Nonetheless, CPI is set to be the ‘nail in the coffin’ for a cut — but only if “waning” core measures show in the print.
“However, an upside surprise to inflation readings may keep the BoC to the sidelines. Overall, recent data flows have more or less tracked the Bank’s forecast scenario consistent with a rising need for a further reduction in the policy rate,” Ercolao says. “Whatever happens next week, we believe the BoC’s cutting cycle is nearing the end, with 2.25% policy rate — the bottom end of their neutral rate range — being the target.”
The long-term forecast: The policy interest rate will be brought down to 2.25% by the fourth quarter, and will be kept at that level through to the end of 2026.
RBC: “Another close call”
As they have ahead of the past handful of interest rate announcements, RBC Economists Nathan Janzen and Claire Fan maintain that the BoC has “another close call” on their hands.
“Economic data in Canada has deteriorated, but not significantly more than the BoC expected. A 1.6% decline in Q2 gross domestic product was broadly in line with the 1.5% decline assumed in the July Monetary Policy Report,” they write in new note. “Early data for Q3 suggests that the Q2 decline — driven largely by a pullback in net trade, and concentrated in the manufacturing sector — is unlikely to be repeated. Export volumes stabilized into July, and the preliminary estimate of July’s manufacturing sales showed a 1.8% increase.”
Although Janzen and Fan acknowledge that certain sectors have been adversely affected by tariffs, they counter with the sentiment that trade disruptions have “yet to spread broadly across the economy,” making the central bank’s case for a rate cut weaker.
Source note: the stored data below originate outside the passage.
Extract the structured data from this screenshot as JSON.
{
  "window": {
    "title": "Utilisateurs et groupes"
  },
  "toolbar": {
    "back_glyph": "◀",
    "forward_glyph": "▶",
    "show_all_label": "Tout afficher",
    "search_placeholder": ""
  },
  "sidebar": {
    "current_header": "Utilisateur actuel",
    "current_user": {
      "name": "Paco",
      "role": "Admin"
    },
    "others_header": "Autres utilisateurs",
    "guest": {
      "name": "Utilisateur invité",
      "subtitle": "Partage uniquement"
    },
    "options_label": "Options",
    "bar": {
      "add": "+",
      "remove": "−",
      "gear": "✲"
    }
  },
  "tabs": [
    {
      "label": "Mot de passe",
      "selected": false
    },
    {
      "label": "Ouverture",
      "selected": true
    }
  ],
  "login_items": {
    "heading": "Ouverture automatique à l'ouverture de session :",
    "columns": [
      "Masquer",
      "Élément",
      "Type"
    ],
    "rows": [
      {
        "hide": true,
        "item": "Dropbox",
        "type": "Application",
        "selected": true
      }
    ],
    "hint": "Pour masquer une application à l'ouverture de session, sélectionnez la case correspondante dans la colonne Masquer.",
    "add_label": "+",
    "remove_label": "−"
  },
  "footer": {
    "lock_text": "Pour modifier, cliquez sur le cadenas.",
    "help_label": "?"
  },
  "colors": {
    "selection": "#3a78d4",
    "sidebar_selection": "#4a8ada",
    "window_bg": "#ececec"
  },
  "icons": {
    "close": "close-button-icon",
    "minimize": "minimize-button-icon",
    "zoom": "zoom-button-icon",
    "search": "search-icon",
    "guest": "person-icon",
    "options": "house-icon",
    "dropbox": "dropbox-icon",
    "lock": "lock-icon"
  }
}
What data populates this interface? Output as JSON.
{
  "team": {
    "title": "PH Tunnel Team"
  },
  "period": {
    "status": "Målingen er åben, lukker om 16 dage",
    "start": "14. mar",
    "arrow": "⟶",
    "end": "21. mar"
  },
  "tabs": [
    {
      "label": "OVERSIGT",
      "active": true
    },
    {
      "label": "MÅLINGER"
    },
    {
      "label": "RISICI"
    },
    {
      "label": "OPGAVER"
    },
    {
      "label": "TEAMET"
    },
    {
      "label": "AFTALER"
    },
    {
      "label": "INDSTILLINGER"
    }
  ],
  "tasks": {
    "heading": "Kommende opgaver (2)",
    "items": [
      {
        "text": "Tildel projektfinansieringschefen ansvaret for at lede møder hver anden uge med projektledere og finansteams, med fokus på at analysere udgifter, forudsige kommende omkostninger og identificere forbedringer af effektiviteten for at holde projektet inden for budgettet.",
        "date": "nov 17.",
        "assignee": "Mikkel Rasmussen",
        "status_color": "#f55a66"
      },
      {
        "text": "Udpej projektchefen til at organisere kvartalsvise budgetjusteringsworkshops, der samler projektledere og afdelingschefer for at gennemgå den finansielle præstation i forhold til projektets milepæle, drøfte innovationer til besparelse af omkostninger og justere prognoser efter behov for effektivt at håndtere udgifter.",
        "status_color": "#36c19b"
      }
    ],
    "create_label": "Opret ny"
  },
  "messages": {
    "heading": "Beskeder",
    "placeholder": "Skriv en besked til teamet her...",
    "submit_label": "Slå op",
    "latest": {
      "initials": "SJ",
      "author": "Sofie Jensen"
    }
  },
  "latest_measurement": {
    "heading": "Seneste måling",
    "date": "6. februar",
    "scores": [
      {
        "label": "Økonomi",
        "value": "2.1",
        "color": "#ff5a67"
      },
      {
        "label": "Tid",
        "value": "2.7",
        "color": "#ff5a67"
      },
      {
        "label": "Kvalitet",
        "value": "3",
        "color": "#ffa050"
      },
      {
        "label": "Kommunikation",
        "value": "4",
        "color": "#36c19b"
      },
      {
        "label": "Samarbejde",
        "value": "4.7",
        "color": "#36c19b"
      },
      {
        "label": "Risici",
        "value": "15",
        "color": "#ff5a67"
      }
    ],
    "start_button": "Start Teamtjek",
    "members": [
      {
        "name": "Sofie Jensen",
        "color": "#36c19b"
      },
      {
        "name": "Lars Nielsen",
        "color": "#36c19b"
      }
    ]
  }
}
“Labour markets have softened, but with job losses largely concentrated in heavily trade-exposed sectors. There is clearly an argument for policy support to those sectors, but fiscal policy (federal and provincial government spending) is better suited to provide targeted and timely support than across-the-board interest rate cuts,” they add.
Like TD economists, experts with RBC say that “CPI could be the deciding factor between a cut and hold” this week. They are anticipating headline price growth to edge up to 2.1% (from 1.7% in July), while trim core CPI hold at around 3%.
The long-term forecast: The policy interest rate will be kept at 2.75% through 2025 and to the end of 2026.
CIBC: ‘Expected to restart cuts’
Wednesday will not only bring a BoC interest rate announcement, but an announcement from the US Federal Reserve. Against that context, CIBC Economist Ali Jaffery muses in a recent report that there’s a stronger case for a cut in Canada over the US.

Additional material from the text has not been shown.